SARS re-issues R1.5bn scanner tender
After many months of controversy, executive changes and tender cancellations, the South African Revenue Service (SARS) has confirmed its two largest IT projects are back on track.
Following the re-issuing of its voice and data networks tender two months ago, SARS will on Friday also re-issue its customs scanner tender. Each project carries an estimated value of R1.5 billion.
A crucial difference between the original customs scanner tender and the new one is that SARS has been able to free up money to buy more scanners than the original would have allowed, explains SARS communications GM Logan Wort.
This, he explains, has been achieved by removing the operational component from the tender. The revenue service will perform all operation in-house, and the tender will be for the acquisition and maintenance of the scanners only.
A request for tender advertisement published yesterday lists seven categories of scanners and related equipment:
* Airport baggage scanners
* Airport cargo scanners
* Rail scanners
* Fixed scanners
* Mobile scanners
* Compact mobile scanners
* Re-locatable scanners
Wort says - rather like the new voice and data networks tender - this new scanner tender allows many companies to be involved in the project, since an interested company can bid for just one of the seven "towers". "The tender is absolutely open," he says.
Earlier this year, three bidders were short-listed: Bonisa Scanning Solutions, Safika-Smith Consortium and Thibela Scanning.

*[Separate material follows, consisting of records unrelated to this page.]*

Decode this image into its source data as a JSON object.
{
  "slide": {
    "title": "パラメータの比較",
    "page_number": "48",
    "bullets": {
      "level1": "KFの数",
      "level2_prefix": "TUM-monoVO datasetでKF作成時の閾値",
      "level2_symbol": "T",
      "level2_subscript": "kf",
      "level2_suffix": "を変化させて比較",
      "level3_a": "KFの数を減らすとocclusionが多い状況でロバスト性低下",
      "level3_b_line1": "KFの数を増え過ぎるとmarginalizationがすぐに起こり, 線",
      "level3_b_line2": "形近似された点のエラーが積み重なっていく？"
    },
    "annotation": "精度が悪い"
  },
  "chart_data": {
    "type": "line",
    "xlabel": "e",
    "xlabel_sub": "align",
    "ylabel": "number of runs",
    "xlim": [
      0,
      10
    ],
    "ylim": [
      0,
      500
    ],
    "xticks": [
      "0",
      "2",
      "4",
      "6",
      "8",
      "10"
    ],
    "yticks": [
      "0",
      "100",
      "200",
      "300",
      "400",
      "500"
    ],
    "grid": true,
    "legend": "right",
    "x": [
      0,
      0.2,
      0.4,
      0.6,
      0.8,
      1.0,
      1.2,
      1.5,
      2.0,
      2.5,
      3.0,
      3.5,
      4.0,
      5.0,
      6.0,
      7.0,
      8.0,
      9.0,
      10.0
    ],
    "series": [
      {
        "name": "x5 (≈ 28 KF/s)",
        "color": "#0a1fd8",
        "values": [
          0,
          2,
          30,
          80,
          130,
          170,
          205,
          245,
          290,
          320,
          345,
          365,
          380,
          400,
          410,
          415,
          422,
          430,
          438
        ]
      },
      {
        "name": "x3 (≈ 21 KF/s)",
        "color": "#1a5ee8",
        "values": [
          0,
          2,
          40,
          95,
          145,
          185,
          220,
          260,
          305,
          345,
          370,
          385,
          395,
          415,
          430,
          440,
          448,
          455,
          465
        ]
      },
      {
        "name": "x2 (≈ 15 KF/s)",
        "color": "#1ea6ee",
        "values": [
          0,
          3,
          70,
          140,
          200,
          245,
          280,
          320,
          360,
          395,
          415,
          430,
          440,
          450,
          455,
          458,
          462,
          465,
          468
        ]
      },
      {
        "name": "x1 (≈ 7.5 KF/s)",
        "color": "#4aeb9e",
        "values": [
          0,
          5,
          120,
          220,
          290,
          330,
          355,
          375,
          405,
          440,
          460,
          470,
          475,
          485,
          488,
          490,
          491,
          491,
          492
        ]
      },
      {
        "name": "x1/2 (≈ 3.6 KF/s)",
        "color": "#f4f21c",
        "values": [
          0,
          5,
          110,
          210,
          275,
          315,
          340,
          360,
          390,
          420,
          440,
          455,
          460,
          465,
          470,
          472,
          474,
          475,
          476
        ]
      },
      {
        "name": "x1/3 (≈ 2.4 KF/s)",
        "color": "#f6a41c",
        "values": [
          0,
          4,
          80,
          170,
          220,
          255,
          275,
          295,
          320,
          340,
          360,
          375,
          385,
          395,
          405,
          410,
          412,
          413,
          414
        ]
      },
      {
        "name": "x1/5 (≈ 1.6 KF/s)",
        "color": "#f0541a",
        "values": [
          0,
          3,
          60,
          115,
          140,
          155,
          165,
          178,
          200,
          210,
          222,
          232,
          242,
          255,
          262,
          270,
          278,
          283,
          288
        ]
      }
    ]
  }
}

Now it appears they stand in no better a position than anyone else.
Wort says that, due to the removal of the operational component, there will need to be "extensive" training - both initial and ongoing - of the SARS customs staff members who will operate the scanners.
"Part of the contractual arrangements [with the winning bidders] will be the provision of training."
Although the intention is to allocate existing revenue service staff members to the operations, he says if needed SARS will bring in new people.
The road ahead
Following the full tender publication on Friday, SARS has organised a compulsory industry briefing session on 15 November, which will be followed shortly after by a compulsory site visit to the Port of Durban.
From there, interested parties will have until 29 December to submit their bids, which will then be evaluated by the tender evaluation committee and the bid selection committee - which makes recommendations to the SARS executive.
Commenting on the accelerated tender process, Wort points out there is great urgency to get the project off the ground, and begin more accurate scanning of goods coming into the country.